Of course, the nominal price and the actual price differ as well. That $20-something an ounce is what a large-scale “investor” might pay for quantities of the stuff. They are the ones who drive the prices. The actual small-scale jeweler (and hobbyists) will pay much more, once you’ve added on the mark-ups for various brokers (those involved in trading the raw material), fabricators (who turn ingots into sheet or wire, or reclaimed fragments into the powders used in metal clays), distributors, shippers, and more. Thus, in round numbers, when the nominal price of silver is around $20, I figure it’ll cost me at least $50. (I still don’t want to think what I’ll do if the nominal price reaches $50…)
Oh, and the ounces we’re talking about are troy ounces. I resist the urge to include here a math lesson on troy versus avoirdupois weights. (Gold and silver merchants use the former; bakers and butchers use the latter.) I can do so if anyone requests it…. For now I’ll just point out that a troy ounce is heavier than an avoirdupois ounce, while a troy pound is lighter than an avoirdupois pound!
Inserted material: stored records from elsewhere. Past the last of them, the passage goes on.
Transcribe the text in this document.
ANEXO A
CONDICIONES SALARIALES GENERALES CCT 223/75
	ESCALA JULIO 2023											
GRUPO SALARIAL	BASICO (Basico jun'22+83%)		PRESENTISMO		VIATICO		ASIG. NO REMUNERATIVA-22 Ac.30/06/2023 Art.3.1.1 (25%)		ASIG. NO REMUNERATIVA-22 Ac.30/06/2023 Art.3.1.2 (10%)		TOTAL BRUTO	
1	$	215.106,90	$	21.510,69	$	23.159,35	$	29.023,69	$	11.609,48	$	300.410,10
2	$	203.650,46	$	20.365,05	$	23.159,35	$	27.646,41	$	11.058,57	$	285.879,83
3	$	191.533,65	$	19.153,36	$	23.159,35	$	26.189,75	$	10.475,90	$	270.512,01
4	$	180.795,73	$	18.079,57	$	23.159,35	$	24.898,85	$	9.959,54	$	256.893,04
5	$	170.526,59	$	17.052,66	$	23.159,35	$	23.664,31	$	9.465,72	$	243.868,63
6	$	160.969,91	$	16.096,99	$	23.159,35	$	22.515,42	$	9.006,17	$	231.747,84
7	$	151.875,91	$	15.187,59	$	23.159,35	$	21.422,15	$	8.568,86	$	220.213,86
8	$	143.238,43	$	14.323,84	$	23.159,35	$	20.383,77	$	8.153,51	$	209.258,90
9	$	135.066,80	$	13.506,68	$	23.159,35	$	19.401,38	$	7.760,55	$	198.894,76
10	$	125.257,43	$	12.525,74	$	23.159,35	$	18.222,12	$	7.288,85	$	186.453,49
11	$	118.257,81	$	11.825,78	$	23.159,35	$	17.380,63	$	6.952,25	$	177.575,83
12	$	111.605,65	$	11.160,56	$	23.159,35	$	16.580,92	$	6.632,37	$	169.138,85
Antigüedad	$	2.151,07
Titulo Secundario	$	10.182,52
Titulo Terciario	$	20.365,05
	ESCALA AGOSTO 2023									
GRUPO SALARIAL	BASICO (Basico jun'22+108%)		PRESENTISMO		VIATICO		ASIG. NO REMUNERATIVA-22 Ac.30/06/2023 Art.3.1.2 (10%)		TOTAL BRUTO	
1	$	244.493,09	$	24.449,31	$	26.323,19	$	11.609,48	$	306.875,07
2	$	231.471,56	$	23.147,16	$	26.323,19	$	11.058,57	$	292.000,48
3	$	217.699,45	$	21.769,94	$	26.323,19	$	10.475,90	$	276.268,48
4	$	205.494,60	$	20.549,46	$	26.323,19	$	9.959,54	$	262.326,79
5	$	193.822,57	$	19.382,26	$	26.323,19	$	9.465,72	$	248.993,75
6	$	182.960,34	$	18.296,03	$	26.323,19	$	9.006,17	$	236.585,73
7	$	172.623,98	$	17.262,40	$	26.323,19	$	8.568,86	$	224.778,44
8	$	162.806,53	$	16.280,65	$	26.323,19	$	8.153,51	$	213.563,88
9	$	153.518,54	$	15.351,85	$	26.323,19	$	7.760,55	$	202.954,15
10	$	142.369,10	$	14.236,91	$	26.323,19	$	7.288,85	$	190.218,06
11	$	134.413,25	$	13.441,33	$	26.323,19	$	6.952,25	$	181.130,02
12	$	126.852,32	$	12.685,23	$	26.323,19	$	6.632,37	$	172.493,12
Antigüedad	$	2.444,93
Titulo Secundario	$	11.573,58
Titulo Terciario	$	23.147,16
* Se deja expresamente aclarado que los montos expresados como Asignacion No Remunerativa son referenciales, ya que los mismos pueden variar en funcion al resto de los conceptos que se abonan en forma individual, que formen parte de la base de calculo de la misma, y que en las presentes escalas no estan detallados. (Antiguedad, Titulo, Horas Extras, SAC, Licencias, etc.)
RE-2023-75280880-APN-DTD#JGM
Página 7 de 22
Which is why a lot of people prefer metric measures: a gram is a gram, a kilogram is a thousand grams, no matter what you’re weighing.
There are many sources of information on precious metals prices, should you want to track them yourself; for now I’ll provide two links. Both have daily and historical charts, but:
- KitcoSilver.com also has hourly information for several recent days and
- At the bottom of this SilverPrice.org page is a chart that goes back before the silver price spike I mentioned above.